Estresse

Não é apenas o ser humano que pode sofrer de estresse. Essa palavra, tão comumente usada nos dias atuais, não é nenhuma novidade no mundo animal. Sob condições adversas, tais como: transporte, mudança de ambiente ou na rotina da casa, morte do dono ou na família e viagens, os animais podem reagir com mudanças fisiológicas e/ou comportamentais.

Alguns animais apresentam diarréias quando voltam do banho em petshops. Por melhor que seja o tratamento oferecido, para esses animais a situação gera estresse capaz de causar-lhes diarreia. Nesses casos, é aconselhável que o dono acompanhe o animal durante o banho.

A introdução de um novo animal na casa pode ser um fator estressante para outro que já viva no ambiente, independente da espécie. A reação pode ser comportamental, com sinais que vão da agressividade à apatia, ou fisiológicos, com vômitos, diarreia ou perda de apetite.

 

A morte do dono é uma situação extremamente estressante. Muitos animais se recusam a comer por vários dias e perdem o interesse por tudo que os cercam. Há casos em que o animal chega a adoecer e até mesmo morrer, logo após a morte de seu dono. Notamos que esses animais não demonstram reação positiva ao tratamento, nos dando a impressão de total desinteresse por viver.
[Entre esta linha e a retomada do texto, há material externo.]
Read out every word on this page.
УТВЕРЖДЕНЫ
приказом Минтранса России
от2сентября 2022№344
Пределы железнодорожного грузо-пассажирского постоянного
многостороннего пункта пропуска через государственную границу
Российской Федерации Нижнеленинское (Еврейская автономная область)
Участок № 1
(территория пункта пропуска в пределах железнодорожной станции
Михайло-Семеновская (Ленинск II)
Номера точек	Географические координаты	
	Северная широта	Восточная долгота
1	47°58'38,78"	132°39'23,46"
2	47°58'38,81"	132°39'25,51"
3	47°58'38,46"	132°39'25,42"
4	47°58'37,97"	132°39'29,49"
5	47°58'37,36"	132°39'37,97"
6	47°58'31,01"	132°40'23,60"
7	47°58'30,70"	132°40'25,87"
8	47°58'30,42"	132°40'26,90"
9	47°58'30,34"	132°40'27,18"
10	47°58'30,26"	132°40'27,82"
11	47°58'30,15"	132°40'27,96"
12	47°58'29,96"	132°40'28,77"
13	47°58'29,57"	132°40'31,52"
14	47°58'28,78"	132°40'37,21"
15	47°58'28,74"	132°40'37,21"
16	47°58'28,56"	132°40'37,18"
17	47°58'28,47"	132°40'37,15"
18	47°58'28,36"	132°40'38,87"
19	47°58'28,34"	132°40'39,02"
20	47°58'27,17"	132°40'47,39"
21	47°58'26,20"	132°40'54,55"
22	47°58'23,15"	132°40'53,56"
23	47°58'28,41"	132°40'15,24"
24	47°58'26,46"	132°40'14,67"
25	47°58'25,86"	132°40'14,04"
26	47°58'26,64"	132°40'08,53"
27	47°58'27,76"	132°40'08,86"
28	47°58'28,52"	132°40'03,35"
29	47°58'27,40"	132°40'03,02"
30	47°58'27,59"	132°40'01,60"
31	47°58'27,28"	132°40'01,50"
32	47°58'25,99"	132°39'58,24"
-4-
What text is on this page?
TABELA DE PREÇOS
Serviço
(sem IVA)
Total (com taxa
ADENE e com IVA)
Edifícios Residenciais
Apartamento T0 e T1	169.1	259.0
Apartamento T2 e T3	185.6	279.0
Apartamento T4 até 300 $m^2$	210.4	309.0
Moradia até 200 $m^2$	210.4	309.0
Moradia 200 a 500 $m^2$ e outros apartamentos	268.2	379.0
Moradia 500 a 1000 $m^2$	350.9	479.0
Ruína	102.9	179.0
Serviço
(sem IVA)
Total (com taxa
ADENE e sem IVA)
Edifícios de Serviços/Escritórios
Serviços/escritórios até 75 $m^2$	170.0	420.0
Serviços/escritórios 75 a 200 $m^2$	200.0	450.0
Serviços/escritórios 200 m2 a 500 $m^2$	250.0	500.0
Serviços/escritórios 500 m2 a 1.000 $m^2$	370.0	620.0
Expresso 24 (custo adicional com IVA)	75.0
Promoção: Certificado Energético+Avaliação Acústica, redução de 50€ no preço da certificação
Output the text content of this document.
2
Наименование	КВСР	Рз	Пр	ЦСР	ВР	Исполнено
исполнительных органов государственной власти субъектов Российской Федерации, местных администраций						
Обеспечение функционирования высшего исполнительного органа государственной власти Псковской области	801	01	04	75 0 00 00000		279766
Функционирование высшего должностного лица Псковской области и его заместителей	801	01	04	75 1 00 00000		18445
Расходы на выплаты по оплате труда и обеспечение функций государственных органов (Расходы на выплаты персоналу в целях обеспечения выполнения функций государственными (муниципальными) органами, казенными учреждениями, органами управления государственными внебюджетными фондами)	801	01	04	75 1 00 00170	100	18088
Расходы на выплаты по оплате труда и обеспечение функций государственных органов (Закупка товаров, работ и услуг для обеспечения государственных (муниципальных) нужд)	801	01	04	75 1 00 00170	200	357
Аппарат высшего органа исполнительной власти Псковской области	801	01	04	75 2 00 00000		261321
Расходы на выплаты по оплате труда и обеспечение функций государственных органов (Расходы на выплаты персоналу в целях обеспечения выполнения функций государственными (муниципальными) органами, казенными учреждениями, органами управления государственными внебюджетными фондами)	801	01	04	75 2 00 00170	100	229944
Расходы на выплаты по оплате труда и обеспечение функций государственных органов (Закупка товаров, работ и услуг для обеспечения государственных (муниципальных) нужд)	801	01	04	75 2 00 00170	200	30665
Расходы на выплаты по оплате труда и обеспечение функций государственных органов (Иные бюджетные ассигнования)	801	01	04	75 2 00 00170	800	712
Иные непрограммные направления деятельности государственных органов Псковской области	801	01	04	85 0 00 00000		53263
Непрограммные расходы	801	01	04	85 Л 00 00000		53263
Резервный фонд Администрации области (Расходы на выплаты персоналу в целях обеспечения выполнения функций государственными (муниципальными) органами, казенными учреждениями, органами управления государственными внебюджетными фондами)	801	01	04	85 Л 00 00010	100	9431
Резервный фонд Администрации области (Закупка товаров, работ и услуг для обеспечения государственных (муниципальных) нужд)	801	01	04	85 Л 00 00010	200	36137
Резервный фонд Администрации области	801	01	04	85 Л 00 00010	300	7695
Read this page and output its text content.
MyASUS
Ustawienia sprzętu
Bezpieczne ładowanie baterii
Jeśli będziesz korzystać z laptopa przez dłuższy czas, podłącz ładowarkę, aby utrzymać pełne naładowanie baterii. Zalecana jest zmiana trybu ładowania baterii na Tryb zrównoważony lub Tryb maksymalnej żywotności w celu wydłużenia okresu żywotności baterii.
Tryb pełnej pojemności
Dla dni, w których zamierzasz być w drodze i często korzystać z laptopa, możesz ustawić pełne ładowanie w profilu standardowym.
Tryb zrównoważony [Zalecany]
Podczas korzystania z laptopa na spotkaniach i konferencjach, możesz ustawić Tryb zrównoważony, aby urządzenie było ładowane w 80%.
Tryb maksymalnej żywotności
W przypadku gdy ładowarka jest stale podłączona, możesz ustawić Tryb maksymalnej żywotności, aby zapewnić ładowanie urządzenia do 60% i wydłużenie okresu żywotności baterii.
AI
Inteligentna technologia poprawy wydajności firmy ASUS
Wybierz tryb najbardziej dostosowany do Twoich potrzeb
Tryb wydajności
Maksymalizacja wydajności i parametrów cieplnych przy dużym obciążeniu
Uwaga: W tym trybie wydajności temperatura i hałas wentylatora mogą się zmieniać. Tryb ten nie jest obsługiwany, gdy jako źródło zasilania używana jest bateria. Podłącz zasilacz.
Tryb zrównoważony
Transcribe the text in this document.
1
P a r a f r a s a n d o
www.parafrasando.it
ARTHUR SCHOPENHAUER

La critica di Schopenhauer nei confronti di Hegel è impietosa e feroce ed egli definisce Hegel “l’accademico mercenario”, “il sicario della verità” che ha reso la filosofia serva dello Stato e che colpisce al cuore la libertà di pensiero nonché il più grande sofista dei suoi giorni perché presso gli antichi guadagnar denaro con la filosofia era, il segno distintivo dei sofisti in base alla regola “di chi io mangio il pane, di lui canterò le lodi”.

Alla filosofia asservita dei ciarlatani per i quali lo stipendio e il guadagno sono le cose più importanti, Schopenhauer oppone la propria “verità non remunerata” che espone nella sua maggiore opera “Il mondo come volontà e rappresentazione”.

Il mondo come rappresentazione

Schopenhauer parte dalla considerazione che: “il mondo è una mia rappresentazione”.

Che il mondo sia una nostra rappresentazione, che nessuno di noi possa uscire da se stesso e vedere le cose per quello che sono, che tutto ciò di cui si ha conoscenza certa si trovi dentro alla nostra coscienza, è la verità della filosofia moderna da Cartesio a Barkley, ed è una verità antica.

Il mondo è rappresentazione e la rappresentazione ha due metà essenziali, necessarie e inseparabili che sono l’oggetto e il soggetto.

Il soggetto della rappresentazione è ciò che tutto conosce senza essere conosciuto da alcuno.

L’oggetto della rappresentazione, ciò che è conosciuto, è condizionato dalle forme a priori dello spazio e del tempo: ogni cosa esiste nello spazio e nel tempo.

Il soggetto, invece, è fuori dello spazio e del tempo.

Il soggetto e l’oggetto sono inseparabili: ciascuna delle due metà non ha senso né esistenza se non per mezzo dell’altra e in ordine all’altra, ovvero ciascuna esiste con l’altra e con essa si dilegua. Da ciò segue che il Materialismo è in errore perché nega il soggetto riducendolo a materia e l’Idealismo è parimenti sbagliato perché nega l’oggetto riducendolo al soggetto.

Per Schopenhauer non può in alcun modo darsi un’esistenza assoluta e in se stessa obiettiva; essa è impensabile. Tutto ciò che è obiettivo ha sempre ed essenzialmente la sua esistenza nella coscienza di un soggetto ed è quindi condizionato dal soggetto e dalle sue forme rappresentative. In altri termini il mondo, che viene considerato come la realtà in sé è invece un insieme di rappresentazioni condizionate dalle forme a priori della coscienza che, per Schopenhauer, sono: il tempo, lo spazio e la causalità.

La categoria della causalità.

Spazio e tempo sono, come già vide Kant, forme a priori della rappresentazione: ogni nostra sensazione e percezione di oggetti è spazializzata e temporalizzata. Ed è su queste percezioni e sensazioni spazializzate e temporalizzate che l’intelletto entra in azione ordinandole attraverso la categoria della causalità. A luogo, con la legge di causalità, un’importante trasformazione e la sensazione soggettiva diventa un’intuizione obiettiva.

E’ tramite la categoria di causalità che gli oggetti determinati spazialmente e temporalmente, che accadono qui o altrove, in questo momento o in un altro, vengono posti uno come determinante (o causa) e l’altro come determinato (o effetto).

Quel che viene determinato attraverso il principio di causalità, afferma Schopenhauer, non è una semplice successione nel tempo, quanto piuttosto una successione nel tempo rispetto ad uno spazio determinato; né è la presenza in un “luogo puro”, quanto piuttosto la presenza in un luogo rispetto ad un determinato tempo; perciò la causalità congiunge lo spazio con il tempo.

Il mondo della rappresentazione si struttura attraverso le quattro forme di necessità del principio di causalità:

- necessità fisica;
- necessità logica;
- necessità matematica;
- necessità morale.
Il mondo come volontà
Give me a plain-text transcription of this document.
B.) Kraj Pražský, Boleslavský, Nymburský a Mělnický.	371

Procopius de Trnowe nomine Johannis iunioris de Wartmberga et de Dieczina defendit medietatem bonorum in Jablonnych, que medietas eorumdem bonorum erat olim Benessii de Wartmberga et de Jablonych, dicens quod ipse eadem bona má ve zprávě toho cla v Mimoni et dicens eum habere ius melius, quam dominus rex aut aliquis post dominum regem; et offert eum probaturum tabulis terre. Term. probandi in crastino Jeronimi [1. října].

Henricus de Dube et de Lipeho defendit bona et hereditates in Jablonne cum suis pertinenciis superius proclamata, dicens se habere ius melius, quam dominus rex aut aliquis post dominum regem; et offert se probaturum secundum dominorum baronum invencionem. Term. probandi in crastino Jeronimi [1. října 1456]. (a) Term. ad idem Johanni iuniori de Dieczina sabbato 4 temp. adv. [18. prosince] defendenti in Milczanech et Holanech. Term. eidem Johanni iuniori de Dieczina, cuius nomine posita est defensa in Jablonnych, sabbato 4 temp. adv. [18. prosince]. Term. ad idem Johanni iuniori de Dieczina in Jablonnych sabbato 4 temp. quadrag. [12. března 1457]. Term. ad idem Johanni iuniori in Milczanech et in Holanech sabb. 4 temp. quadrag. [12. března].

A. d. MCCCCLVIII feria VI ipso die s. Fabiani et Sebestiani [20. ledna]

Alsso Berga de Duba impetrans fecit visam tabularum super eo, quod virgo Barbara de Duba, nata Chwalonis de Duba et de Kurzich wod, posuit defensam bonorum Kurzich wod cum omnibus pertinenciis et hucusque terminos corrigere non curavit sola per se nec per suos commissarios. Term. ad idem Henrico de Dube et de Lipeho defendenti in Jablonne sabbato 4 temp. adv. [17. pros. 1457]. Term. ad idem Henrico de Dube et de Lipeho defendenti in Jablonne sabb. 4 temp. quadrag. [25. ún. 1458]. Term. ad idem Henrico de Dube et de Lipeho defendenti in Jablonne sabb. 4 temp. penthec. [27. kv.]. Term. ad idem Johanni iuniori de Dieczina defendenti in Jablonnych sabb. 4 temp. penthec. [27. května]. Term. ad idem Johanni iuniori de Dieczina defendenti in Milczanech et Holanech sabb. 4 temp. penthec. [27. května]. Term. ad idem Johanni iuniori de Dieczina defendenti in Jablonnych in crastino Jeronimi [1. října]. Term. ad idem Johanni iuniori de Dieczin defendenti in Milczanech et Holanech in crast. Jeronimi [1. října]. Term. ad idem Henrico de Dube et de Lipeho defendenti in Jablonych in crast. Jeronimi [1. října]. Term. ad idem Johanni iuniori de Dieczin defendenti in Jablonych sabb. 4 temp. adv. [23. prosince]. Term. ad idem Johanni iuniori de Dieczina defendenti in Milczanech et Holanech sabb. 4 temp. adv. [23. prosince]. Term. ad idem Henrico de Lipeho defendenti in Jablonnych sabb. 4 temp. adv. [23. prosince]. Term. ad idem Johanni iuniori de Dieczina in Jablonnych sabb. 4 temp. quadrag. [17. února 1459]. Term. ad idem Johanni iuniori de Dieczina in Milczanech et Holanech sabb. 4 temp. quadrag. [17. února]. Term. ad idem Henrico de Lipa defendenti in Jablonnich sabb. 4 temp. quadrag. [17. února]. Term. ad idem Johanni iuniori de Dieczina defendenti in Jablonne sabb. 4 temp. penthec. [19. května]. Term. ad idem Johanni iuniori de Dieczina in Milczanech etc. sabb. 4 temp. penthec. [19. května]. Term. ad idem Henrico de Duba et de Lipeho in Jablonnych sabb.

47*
O transporte é uma das grandes causas de estresse em peixes, aves e répteis, podendo levar à morte muitos animais. Transportar um animal de uma dessas espécies requer cuidados especiais e condições que minimizem o estresse como: temperatura certa e caixas de contenção apropriadas.

Mudanças ambientais também causam estresse nos animais. Nas espécies mais sensíveis como répteis, peixes e aves, alterações bruscas na temperatura, mudança na alimentação ou local onde o animal viva, são fatores estressantes.

Em cães e gatos, a ausência do dono, diminuição do tempo ou frequência dos passeios, mudança de um empregado da casa, obras ou reformas ou situações em que o dono passa menos horas com o animal, podem causar estress

Uma dos maiores causadores de estresse nos animais, seja qual for a espécie, é o confinamento. Viver em um lugar pequeno, preso e/ou sem atividade estressa bastante. Por isso, o ambiente onde o animal está precisa ser "enriquecido", ou seja, é preciso disponibilizar elementos para que o animal tenha atividade.

Na maioria dos casos, retirando-se a causa, o componente estressante, o animal volta à sua vida normal. O estresse não é uma "doença" nos animais, mas um estado bastante comum. Ele pode gerar queda de resistência no organismo e predispor o organismo a doenças.

O estresse não pode servir de diagnóstico antes de eliminarmos todas as outras prováveis causas que levem a mudanças no comportamento e fisiologia. Nem todo o animal que está "diferente", está estressado. Ele pode estar doente. Não deixe de procurar o veterinário.

No caso dos cães, passear é o melhor remédio contra o estresse. Brincar com uma bolinha, roer um osso comprado em pet shop (jamais os de galinha!) e brincar com outros cães desestressam qualquer cachorro.